Perhaps greater opportunities have presented themselves when it comes to defending Joan's pugs. After all, when Melinda Mugwump went missing, I created and distributed posters and roamed the roads daily shouting her name. When Tonka, Egg, Lumpi and Miska were in lockdown in a hotel for a Pug National Specialty Show in Pennsylvania in fear of a highly contagious virus (to humans not to pugs), I was willing to climb the hill and charge security with the other enraged pug handlers. And, en route to another specialty show in San Antonio, Texas, it was I, who braved the torrential rain and winds of Hurricane Rita to carry Beau Diddley and his crate from the van to the motel. It seems when it comes to going the distance for my pugs I know a thing or two.

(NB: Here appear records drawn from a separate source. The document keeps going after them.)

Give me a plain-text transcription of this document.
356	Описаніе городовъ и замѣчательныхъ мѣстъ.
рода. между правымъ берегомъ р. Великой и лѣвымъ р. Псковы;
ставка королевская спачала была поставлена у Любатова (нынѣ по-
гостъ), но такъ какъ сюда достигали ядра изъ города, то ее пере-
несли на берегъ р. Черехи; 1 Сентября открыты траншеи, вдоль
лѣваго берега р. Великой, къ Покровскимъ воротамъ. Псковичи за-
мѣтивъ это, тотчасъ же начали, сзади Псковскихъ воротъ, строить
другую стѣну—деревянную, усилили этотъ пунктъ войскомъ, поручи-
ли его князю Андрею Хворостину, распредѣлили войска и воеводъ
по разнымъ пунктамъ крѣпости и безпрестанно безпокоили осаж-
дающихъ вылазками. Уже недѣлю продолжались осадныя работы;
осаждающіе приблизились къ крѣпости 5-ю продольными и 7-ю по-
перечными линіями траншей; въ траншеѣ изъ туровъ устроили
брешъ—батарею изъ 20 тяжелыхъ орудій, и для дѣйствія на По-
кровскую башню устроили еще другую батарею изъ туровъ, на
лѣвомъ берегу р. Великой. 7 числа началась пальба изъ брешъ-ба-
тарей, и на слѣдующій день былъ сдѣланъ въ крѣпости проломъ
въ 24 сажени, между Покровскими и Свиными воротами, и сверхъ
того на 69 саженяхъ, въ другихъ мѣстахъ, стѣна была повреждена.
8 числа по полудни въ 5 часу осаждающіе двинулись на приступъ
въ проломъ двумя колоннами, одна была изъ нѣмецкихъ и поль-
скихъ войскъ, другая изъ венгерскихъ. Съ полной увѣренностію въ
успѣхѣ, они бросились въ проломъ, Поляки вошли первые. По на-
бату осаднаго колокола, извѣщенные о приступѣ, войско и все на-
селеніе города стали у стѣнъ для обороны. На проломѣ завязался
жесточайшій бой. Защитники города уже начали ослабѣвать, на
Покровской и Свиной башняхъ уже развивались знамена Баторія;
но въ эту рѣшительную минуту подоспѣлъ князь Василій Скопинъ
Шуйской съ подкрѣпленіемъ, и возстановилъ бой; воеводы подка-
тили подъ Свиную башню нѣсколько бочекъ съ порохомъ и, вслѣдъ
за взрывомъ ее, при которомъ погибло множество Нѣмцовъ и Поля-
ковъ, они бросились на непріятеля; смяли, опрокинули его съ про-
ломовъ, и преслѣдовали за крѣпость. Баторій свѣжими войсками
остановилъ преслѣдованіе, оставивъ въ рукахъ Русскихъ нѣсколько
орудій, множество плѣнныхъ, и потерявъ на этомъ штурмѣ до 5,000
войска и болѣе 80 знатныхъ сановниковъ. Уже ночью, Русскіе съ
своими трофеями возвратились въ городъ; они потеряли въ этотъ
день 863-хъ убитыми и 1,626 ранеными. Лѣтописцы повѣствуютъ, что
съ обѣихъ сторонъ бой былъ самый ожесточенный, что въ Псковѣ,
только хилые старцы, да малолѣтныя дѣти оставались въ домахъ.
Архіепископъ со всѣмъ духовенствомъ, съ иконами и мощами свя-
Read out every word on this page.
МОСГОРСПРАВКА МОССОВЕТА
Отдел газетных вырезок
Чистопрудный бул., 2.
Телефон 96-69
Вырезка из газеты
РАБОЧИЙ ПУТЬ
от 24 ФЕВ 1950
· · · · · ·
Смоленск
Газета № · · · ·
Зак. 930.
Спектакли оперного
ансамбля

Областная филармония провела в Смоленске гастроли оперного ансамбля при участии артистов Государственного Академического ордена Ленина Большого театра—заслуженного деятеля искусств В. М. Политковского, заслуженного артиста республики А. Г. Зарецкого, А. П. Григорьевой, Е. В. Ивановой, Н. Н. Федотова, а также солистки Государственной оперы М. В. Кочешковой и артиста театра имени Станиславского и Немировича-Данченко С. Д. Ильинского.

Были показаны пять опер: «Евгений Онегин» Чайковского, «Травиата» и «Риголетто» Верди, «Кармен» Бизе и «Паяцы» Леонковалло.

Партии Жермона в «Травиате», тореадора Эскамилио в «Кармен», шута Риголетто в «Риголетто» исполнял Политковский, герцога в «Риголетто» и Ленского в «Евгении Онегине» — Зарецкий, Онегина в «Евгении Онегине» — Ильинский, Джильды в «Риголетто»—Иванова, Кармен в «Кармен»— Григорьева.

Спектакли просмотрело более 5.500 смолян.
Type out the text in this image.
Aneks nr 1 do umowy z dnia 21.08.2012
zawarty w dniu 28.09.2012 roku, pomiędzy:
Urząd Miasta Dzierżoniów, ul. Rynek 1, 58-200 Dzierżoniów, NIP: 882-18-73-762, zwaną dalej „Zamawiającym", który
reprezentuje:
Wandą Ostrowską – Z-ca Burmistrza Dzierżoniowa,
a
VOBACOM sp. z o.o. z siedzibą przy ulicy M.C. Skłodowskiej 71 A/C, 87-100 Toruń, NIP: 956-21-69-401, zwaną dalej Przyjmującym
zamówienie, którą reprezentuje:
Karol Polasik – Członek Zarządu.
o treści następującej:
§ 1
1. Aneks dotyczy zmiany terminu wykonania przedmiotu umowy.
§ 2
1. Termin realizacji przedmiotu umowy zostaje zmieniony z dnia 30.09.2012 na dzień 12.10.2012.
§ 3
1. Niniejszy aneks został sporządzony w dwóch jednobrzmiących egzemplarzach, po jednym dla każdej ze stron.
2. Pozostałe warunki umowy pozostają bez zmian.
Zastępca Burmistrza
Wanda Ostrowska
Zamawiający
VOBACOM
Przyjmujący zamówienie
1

Come to think of it, when it comes to the steamier side of things I may have paid my dues as well. I recall the time I traveled with Joan and her stud dog, Zig, to meet her friend, Leslie, and her pug, Stella, to perform an unsuccessful mating in the back of her Honda Elemental. It was a long hour of watching these two, disinterested, black pugs chase and sniff each other to no avail in the cramped confines of the car. On a cold November evening, we dined with friends in their cozy pub over wine and cheese as their pug, Dudley, and Joan's pug, Tar Baby, tried to perform the same deed; this time with success. I have to admit this was a much more upscale date. Once I drove 60 miles to Burlington with Joan to hold her pug Dempi in place during an artificial insemination. Yes, when it comes to being a "slut" it seems I might just pass the test.